Diminishing Soluble Tetrasulfide to Stabilize Li‐S Chemistry

ABSTRACT The understanding of Li‐S chemistry is evolving beyond the solely classical stepwise reaction mechanism toward intricate multiple reaction pathways. The coexistent liquid polysulfides in electrolytes necessitate role differentiation and pathway manipulation to restrain the shuttling effect. As discharge deepens in Li‐S system, Li 2 S 4 accumulates to high abundance and is prone to shuttling adversely between electrodes driven by the electric field and concentration diffusion. Herein, we propose diminishing Li 2 S 4 to stabilize Li‐S chemistry by simultaneously promoting the relative speed of its consumption and generation and circumventing the Li 2 S 4 ‐generation pathway. The Mg 4 C 60 catalyst with all‐catalytic‐active sites accelerates Li 2 S 4 ‐to‐Li 2 S reduction and facilitates the direct Li 2 S 6 ‐to‐Li 2 S conversion. LiOTF/MPE‐based electrolyte, featuring low polysulfides solubility and high donor number, decelerates Li 2 S 6 ‐to‐Li 2 S 4 reduction and expedites the dissociation of Li 2 S 6 into S 3 · − radicals.
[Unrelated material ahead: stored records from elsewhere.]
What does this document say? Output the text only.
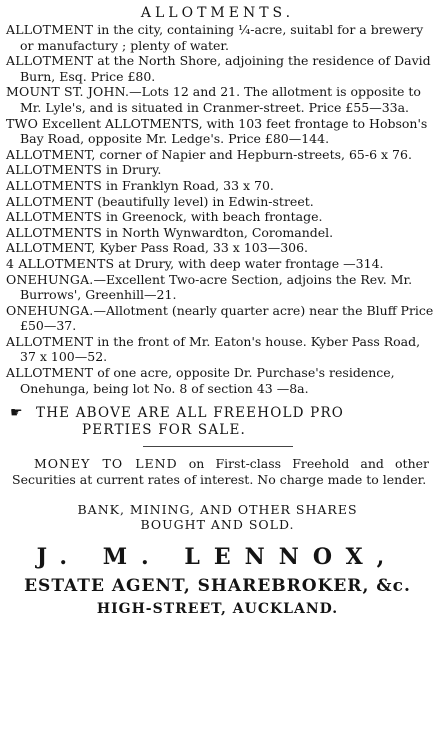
ALLOTMENTS.

ALLOTMENT in the city, containing ¼-acre, suitabl for a brewery or manufactury ; plenty of water.

ALLOTMENT at the North Shore, adjoining the residence of David Burn, Esq. Price £80.

MOUNT ST. JOHN.—Lots 12 and 21. The allotment is opposite to Mr. Lyle's, and is situated in Cranmer-street. Price £55—33a.

TWO Excellent ALLOTMENTS, with 103 feet frontage to Hobson's Bay Road, opposite Mr. Ledge's. Price £80—144.

ALLOTMENT, corner of Napier and Hepburn-streets, 65-6 x 76.

ALLOTMENTS in Drury.

ALLOTMENTS in Franklyn Road, 33 x 70.

ALLOTMENT (beautifully level) in Edwin-street.

ALLOTMENTS in Greenock, with beach frontage.

ALLOTMENTS in North Wynwardton, Coromandel.

ALLOTMENT, Kyber Pass Road, 33 x 103—306.

4 ALLOTMENTS at Drury, with deep water frontage —314.

ONEHUNGA.—Excellent Two-acre Section, adjoins the Rev. Mr. Burrows', Greenhill—21.

ONEHUNGA.—Allotment (nearly quarter acre) near the Bluff Price £50—37.

ALLOTMENT in the front of Mr. Eaton's house. Kyber Pass Road, 37 x 100—52.

ALLOTMENT of one acre, opposite Dr. Purchase's residence, Onehunga, being lot No. 8 of section 43 —8a.

☛ THE ABOVE ARE ALL FREEHOLD PRO
PERTIES FOR SALE.
MONEY TO LEND on First-class Freehold and other Securities at current rates of interest. No charge made to lender.
BANK, MINING, AND OTHER SHARES
BOUGHT AND SOLD.
J. M. LENNOX,
ESTATE AGENT, SHAREBROKER, &c.
HIGH-STREET, AUCKLAND.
Accordingly, Li‐S batteries deliver a high capacity of 1331.3 mAh g −1 at 0.2 C and maintain 75.9% of the capacity after 1200 cycles at 5 C. A stable 0.8 Ah Li‐S pouch cell is achieved, corresponding to the cell‐level‐energy density of 509.7 Wh kg −1 . This work establishes a systematic framework for reaction pathway manipulation to eliminate soluble tetrasulfide and stabilize Li‐S batteries.